A la suite de cette décision, l'agence de notation S&P a abaissé samedi la note de la Russie pour ses paiements en devises étrangères (mais pas pour ses paiements en roubles) au niveau de "défaut de paiement sélectif". Il s'agit de la dernière étape avant le défaut de paiement général. Cela signifie que S&P estime que la Russie sera en mesure de régler d'autres échéances futures à l'heure.
Quel serait l'impact d'un défaut de paiement de la Russie ?
Un défaut de paiement de la Russie aurait "un effet direct sur le reste du monde plutôt limité", a estimé fin mars Gita Gopinath, la numéro 2 du Fonds monétaire international (FMI), et "ne représente pas un risque systémique pour l'économie mondiale". Les montants des échéances de paiements que doit honorer Moscou "sont relativement faibles à l'échelle mondiale". Certaines banques, plus exposées, pourraient toutefois être affectées plus durement.

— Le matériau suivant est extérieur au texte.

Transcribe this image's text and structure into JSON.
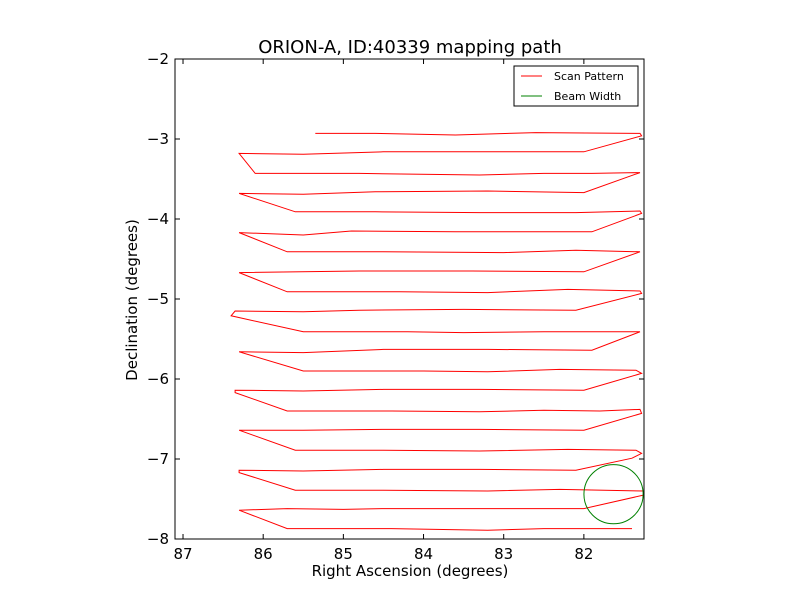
{
  "chart_data": {
    "type": "line",
    "title": "ORION-A, ID:40339 mapping path",
    "xlabel": "Right Ascension (degrees)",
    "ylabel": "Declination (degrees)",
    "xlim": [
      87.1,
      81.25
    ],
    "ylim": [
      -8,
      -2
    ],
    "x_inverted": true,
    "xticks": [
      87,
      86,
      85,
      84,
      83,
      82
    ],
    "yticks": [
      -2,
      -3,
      -4,
      -5,
      -6,
      -7,
      -8
    ],
    "xtick_labels": [
      "87",
      "86",
      "85",
      "84",
      "83",
      "82"
    ],
    "ytick_labels": [
      "−2",
      "−3",
      "−4",
      "−5",
      "−6",
      "−7",
      "−8"
    ],
    "grid": false,
    "legend_position": "top-right",
    "series": [
      {
        "name": "Scan Pattern",
        "color": "#ff0000",
        "points": [
          [
            85.35,
            -2.93
          ],
          [
            84.6,
            -2.93
          ],
          [
            83.6,
            -2.95
          ],
          [
            82.6,
            -2.92
          ],
          [
            81.3,
            -2.93
          ],
          [
            81.28,
            -2.96
          ],
          [
            82.0,
            -3.16
          ],
          [
            82.7,
            -3.16
          ],
          [
            84.5,
            -3.16
          ],
          [
            85.5,
            -3.19
          ],
          [
            86.3,
            -3.18
          ],
          [
            86.1,
            -3.43
          ],
          [
            84.8,
            -3.43
          ],
          [
            83.3,
            -3.45
          ],
          [
            82.5,
            -3.43
          ],
          [
            81.9,
            -3.43
          ],
          [
            81.3,
            -3.42
          ],
          [
            82.0,
            -3.67
          ],
          [
            83.2,
            -3.65
          ],
          [
            84.6,
            -3.66
          ],
          [
            85.5,
            -3.69
          ],
          [
            86.3,
            -3.68
          ],
          [
            85.6,
            -3.91
          ],
          [
            84.6,
            -3.91
          ],
          [
            83.3,
            -3.92
          ],
          [
            82.1,
            -3.92
          ],
          [
            81.3,
            -3.9
          ],
          [
            81.28,
            -3.93
          ],
          [
            81.9,
            -4.16
          ],
          [
            83.6,
            -4.16
          ],
          [
            84.9,
            -4.15
          ],
          [
            85.5,
            -4.2
          ],
          [
            86.3,
            -4.17
          ],
          [
            85.7,
            -4.41
          ],
          [
            84.5,
            -4.41
          ],
          [
            83.0,
            -4.42
          ],
          [
            82.1,
            -4.39
          ],
          [
            81.3,
            -4.41
          ],
          [
            82.0,
            -4.66
          ],
          [
            83.4,
            -4.65
          ],
          [
            84.8,
            -4.65
          ],
          [
            86.3,
            -4.67
          ],
          [
            85.7,
            -4.91
          ],
          [
            84.3,
            -4.91
          ],
          [
            83.2,
            -4.92
          ],
          [
            82.2,
            -4.88
          ],
          [
            81.3,
            -4.9
          ],
          [
            81.28,
            -4.93
          ],
          [
            82.1,
            -5.14
          ],
          [
            83.5,
            -5.13
          ],
          [
            84.8,
            -5.14
          ],
          [
            85.5,
            -5.16
          ],
          [
            86.35,
            -5.15
          ],
          [
            86.4,
            -5.21
          ],
          [
            85.5,
            -5.41
          ],
          [
            84.2,
            -5.41
          ],
          [
            83.5,
            -5.42
          ],
          [
            82.5,
            -5.41
          ],
          [
            81.3,
            -5.41
          ],
          [
            81.9,
            -5.64
          ],
          [
            83.2,
            -5.63
          ],
          [
            84.5,
            -5.63
          ],
          [
            85.5,
            -5.67
          ],
          [
            86.3,
            -5.66
          ],
          [
            85.5,
            -5.9
          ],
          [
            84.0,
            -5.9
          ],
          [
            83.2,
            -5.91
          ],
          [
            82.3,
            -5.88
          ],
          [
            81.35,
            -5.89
          ],
          [
            81.28,
            -5.93
          ],
          [
            82.0,
            -6.14
          ],
          [
            83.3,
            -6.13
          ],
          [
            84.5,
            -6.13
          ],
          [
            85.5,
            -6.15
          ],
          [
            86.35,
            -6.14
          ],
          [
            86.35,
            -6.17
          ],
          [
            85.7,
            -6.4
          ],
          [
            84.4,
            -6.4
          ],
          [
            83.3,
            -6.41
          ],
          [
            82.5,
            -6.39
          ],
          [
            81.8,
            -6.4
          ],
          [
            81.3,
            -6.38
          ],
          [
            81.28,
            -6.43
          ],
          [
            82.0,
            -6.64
          ],
          [
            83.3,
            -6.63
          ],
          [
            84.5,
            -6.63
          ],
          [
            85.5,
            -6.64
          ],
          [
            86.3,
            -6.64
          ],
          [
            85.6,
            -6.89
          ],
          [
            84.5,
            -6.89
          ],
          [
            83.3,
            -6.9
          ],
          [
            82.2,
            -6.88
          ],
          [
            81.35,
            -6.89
          ],
          [
            81.28,
            -6.93
          ],
          [
            81.4,
            -6.99
          ],
          [
            82.1,
            -7.14
          ],
          [
            83.3,
            -7.13
          ],
          [
            84.5,
            -7.13
          ],
          [
            85.5,
            -7.15
          ],
          [
            86.3,
            -7.14
          ],
          [
            86.3,
            -7.17
          ],
          [
            85.6,
            -7.39
          ],
          [
            84.5,
            -7.39
          ],
          [
            83.2,
            -7.4
          ],
          [
            82.3,
            -7.38
          ],
          [
            81.25,
            -7.4
          ],
          [
            81.25,
            -7.45
          ],
          [
            82.0,
            -7.62
          ],
          [
            83.3,
            -7.62
          ],
          [
            84.5,
            -7.62
          ],
          [
            85.0,
            -7.63
          ],
          [
            85.7,
            -7.62
          ],
          [
            86.3,
            -7.64
          ],
          [
            85.7,
            -7.87
          ],
          [
            84.4,
            -7.87
          ],
          [
            83.2,
            -7.89
          ],
          [
            82.5,
            -7.87
          ],
          [
            81.4,
            -7.87
          ]
        ]
      },
      {
        "name": "Beam Width",
        "color": "#008000",
        "shape": "circle",
        "center": [
          81.63,
          -7.44
        ],
        "radius_y": 0.37
      }
    ]
  }
}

La Russie peut-elle encore y échapper ?
"Il n'y a pas de fondement pour un réel défaut", a balayé le porte-parole du Kremlin, Dmitri Peskov, interrogé lors d'un point-presse mercredi. Et d'affirmer que "la Russie avait toutes les ressources nécessaires pour honorer ses dettes". Le ministère russe des Finances a pour sa part mis en garde mercredi les créanciers de pays "inamicaux" : l'argent leur sera remboursé en roubles déposés sur un compte russe et ils ne pourront convertir ces roubles qu'à condition que les fonds de la Russie à l'étranger soient débloqués. Selon Elina Ribakova, de l'Institut de Finance Internationale à Washington, il s'agit pour Moscou de "montrer qu'ils peuvent payer".

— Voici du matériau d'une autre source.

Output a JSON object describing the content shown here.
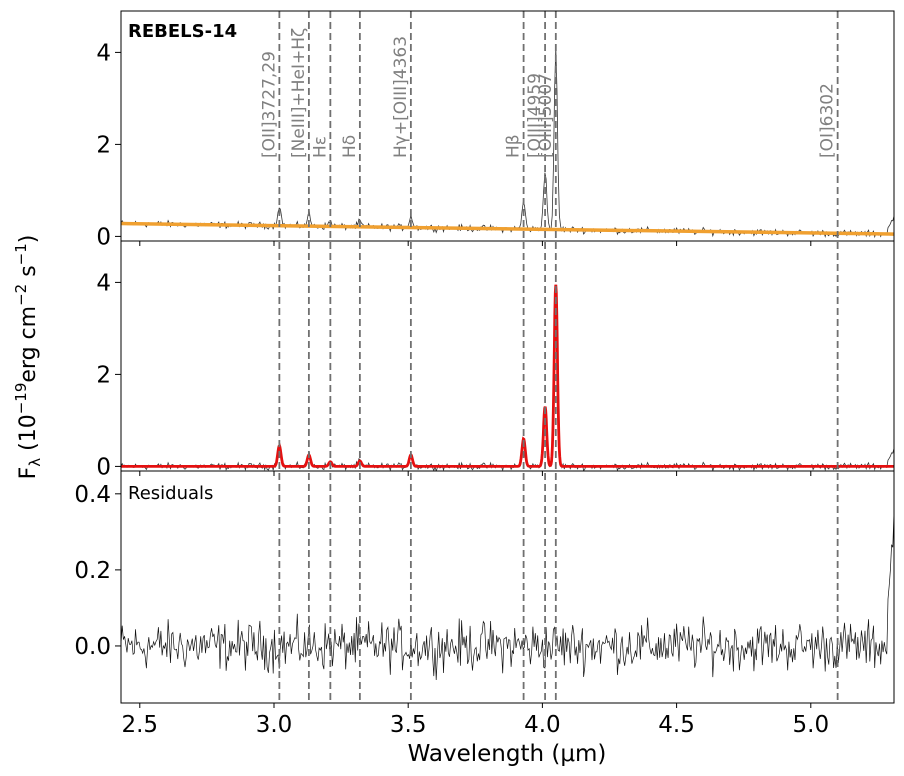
{
  "chart_data": {
    "type": "line",
    "description_axes": "three stacked panels sharing a wavelength x-axis",
    "xlabel": "Wavelength (μm)",
    "ylabel_shared": "F_λ (10^-19 erg cm^-2 s^-1)",
    "xlim": [
      2.43,
      5.31
    ],
    "x_ticks": [
      "2.5",
      "3.0",
      "3.5",
      "4.0",
      "4.5",
      "5.0"
    ],
    "x_tick_values": [
      2.5,
      3.0,
      3.5,
      4.0,
      4.5,
      5.0
    ],
    "lines": [
      {
        "label": "[OII]3727,29",
        "x": 3.02
      },
      {
        "label": "[NeIII]+HeI+Hζ",
        "x": 3.13
      },
      {
        "label": "Hε",
        "x": 3.21
      },
      {
        "label": "Hδ",
        "x": 3.32
      },
      {
        "label": "Hγ+[OIII]4363",
        "x": 3.51
      },
      {
        "label": "Hβ",
        "x": 3.93
      },
      {
        "label": "[OIII]4959",
        "x": 4.01
      },
      {
        "label": "[OIII]5007",
        "x": 4.05
      },
      {
        "label": "[OI]6302",
        "x": 5.1
      }
    ],
    "panels": [
      {
        "id": "spectrum",
        "label": "REBELS-14",
        "ylim": [
          -0.1,
          4.9
        ],
        "y_ticks": [
          "0",
          "2",
          "4"
        ],
        "y_tick_values": [
          0,
          2,
          4
        ],
        "series": [
          {
            "role": "observed",
            "color": "#333333"
          },
          {
            "role": "continuum",
            "color": "#f0a030",
            "start": 0.28,
            "end": 0.05
          }
        ]
      },
      {
        "id": "model",
        "label": "",
        "ylim": [
          -0.1,
          4.9
        ],
        "y_ticks": [
          "0",
          "2",
          "4"
        ],
        "y_tick_values": [
          0,
          2,
          4
        ],
        "series": [
          {
            "role": "observed",
            "color": "#333333"
          },
          {
            "role": "model",
            "color": "#e51010"
          }
        ],
        "peaks": [
          {
            "x": 3.02,
            "amp": 0.45
          },
          {
            "x": 3.13,
            "amp": 0.25
          },
          {
            "x": 3.21,
            "amp": 0.1
          },
          {
            "x": 3.32,
            "amp": 0.12
          },
          {
            "x": 3.51,
            "amp": 0.25
          },
          {
            "x": 3.93,
            "amp": 0.6
          },
          {
            "x": 4.01,
            "amp": 1.3
          },
          {
            "x": 4.05,
            "amp": 3.95
          }
        ]
      },
      {
        "id": "residuals",
        "label": "Residuals",
        "ylim": [
          -0.15,
          0.46
        ],
        "y_ticks": [
          "0.0",
          "0.2",
          "0.4"
        ],
        "y_tick_values": [
          0.0,
          0.2,
          0.4
        ],
        "series": [
          {
            "role": "residual",
            "color": "#111111"
          }
        ]
      }
    ],
    "colors": {
      "observed": "#333333",
      "continuum": "#f0a030",
      "model": "#e51010",
      "line_marker": "#707070",
      "line_label": "#808080"
    }
  }
}
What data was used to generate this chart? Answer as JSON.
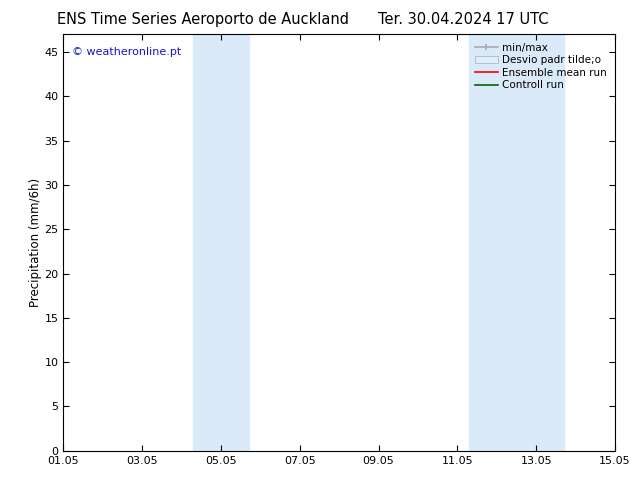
{
  "title": "ENS Time Series Aeroporto de Auckland",
  "title2": "Ter. 30.04.2024 17 UTC",
  "ylabel": "Precipitation (mm/6h)",
  "xlabel_ticks": [
    "01.05",
    "03.05",
    "05.05",
    "07.05",
    "09.05",
    "11.05",
    "13.05",
    "15.05"
  ],
  "xtick_positions": [
    0,
    2,
    4,
    6,
    8,
    10,
    12,
    14
  ],
  "xlim": [
    0,
    14
  ],
  "ylim": [
    0,
    47
  ],
  "yticks": [
    0,
    5,
    10,
    15,
    20,
    25,
    30,
    35,
    40,
    45
  ],
  "shaded_bands": [
    {
      "x_start": 3.3,
      "x_end": 4.7
    },
    {
      "x_start": 10.3,
      "x_end": 12.7
    }
  ],
  "shaded_color": "#daeaf8",
  "background_color": "#ffffff",
  "watermark_text": "© weatheronline.pt",
  "watermark_color": "#1515cc",
  "minmax_color": "#aaaaaa",
  "std_facecolor": "#ddeeff",
  "std_edgecolor": "#aaaaaa",
  "ensemble_color": "#ff0000",
  "control_color": "#006600",
  "tick_label_fontsize": 8,
  "axis_label_fontsize": 8.5,
  "title_fontsize": 10.5,
  "legend_fontsize": 7.5
}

"L'Etat russe, comme de nombreuses entreprises russes, sont poussés à un défaut technique, un événement sans précédent", explique à l'AFP Slim Souissi, spécialiste des banques et des défaillances des Etats. "Le remboursement doit se faire dans des conditions qui sont au moins aussi favorables que ce qui a été initialement convenu", précise-t-il. Or, "dans la mesure où le remboursement est en roubles, alors que le contrat obligataire stipulait un remboursement en dollars uniquement, cela peut être considéré comme un défaut de paiement".
"Théoriquement", les créanciers peuvent "intenter une action en justice contre l'Etat russe pour se faire rembourser", selon Slim Souissi. Même si les marges de manœuvre semblent assez réduites. La Russie pourrait également faire contester tout défaut de paiement devant les tribunaux au motif qu'elle a été empêchée d'honorer sa dette étrangère par les sanctions financières prises à son encontre.

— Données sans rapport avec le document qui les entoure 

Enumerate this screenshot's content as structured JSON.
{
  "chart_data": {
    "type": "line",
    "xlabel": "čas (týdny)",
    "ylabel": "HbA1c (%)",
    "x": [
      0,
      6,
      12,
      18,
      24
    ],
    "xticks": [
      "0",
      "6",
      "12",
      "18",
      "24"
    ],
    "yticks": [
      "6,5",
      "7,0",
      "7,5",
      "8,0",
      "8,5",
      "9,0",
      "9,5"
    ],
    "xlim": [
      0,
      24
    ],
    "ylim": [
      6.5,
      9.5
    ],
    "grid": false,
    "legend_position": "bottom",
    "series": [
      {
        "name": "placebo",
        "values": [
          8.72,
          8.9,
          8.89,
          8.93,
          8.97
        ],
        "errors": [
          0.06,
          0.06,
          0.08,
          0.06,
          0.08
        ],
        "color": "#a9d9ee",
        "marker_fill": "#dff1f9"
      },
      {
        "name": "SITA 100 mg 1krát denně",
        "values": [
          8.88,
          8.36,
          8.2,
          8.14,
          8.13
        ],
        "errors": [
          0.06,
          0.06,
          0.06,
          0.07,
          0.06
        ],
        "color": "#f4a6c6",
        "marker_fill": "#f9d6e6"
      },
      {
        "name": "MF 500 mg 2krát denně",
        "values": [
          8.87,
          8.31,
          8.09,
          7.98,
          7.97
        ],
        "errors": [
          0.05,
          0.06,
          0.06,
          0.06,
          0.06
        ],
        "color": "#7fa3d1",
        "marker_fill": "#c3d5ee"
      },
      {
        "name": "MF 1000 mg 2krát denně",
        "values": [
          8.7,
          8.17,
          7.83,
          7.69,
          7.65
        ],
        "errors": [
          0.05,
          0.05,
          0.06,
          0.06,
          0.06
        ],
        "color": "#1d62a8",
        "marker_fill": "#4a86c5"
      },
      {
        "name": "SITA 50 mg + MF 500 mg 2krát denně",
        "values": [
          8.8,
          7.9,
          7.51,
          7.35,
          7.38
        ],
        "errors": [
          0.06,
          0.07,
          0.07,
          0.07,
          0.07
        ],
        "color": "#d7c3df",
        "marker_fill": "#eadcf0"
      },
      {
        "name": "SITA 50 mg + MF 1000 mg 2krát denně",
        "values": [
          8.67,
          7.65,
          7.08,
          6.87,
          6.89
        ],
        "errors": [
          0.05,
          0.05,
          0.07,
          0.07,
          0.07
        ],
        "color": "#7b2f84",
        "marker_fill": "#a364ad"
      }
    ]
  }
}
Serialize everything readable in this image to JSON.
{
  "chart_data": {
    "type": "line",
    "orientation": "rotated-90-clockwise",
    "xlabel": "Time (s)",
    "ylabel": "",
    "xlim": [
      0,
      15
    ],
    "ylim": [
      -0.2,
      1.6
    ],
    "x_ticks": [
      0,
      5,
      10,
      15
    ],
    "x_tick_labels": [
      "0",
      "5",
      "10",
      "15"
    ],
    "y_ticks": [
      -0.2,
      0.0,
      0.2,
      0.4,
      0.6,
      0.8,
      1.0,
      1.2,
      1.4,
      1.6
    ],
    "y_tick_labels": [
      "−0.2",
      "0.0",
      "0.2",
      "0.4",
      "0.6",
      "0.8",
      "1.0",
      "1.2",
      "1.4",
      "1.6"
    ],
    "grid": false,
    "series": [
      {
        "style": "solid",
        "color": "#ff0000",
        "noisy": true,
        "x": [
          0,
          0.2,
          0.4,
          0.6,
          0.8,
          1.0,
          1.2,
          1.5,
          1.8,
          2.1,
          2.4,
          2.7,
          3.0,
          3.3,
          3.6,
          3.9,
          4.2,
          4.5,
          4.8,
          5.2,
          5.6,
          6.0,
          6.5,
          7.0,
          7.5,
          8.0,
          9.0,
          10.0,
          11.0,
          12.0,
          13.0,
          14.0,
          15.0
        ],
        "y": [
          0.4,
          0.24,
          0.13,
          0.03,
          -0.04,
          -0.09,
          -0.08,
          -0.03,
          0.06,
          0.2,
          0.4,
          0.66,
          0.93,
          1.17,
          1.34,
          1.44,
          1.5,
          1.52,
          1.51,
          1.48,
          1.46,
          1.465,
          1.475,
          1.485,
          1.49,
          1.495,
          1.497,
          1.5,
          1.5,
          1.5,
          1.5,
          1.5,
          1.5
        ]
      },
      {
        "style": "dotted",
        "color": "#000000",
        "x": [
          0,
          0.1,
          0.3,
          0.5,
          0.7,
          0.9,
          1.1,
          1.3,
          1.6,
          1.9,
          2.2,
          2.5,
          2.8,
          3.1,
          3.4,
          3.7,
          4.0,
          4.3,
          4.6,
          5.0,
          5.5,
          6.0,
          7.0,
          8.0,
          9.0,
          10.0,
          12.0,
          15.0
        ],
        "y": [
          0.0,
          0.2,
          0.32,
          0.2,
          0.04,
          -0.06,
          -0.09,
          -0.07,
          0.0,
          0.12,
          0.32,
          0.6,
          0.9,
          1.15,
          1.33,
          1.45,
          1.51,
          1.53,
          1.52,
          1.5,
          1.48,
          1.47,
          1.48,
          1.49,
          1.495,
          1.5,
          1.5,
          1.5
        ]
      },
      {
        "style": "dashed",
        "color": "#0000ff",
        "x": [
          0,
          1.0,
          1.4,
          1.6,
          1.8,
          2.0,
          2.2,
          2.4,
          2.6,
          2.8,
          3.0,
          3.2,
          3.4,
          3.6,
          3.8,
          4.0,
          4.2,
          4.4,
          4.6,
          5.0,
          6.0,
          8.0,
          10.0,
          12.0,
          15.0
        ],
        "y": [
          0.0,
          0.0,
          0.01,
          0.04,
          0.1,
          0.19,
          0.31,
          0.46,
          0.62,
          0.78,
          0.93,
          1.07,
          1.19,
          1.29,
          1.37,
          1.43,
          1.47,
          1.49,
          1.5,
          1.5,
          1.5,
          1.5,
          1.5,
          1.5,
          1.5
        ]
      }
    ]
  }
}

En pratique, le sort de la Russie est entre les mains de l'administration américaine. Le Trésor lui a accordé un droit exceptionnel de puiser dans ses réserves en dollars gelées à l'étranger, cette licence pourrait être renouvelée à la fin mai. "Si cela n'était pas le cas, la probabilité d'un défaut serait alors beaucoup plus forte", analyse sur RFI la consultante Anne-Laure Kiechel, une spécialiste de la dette des Etats.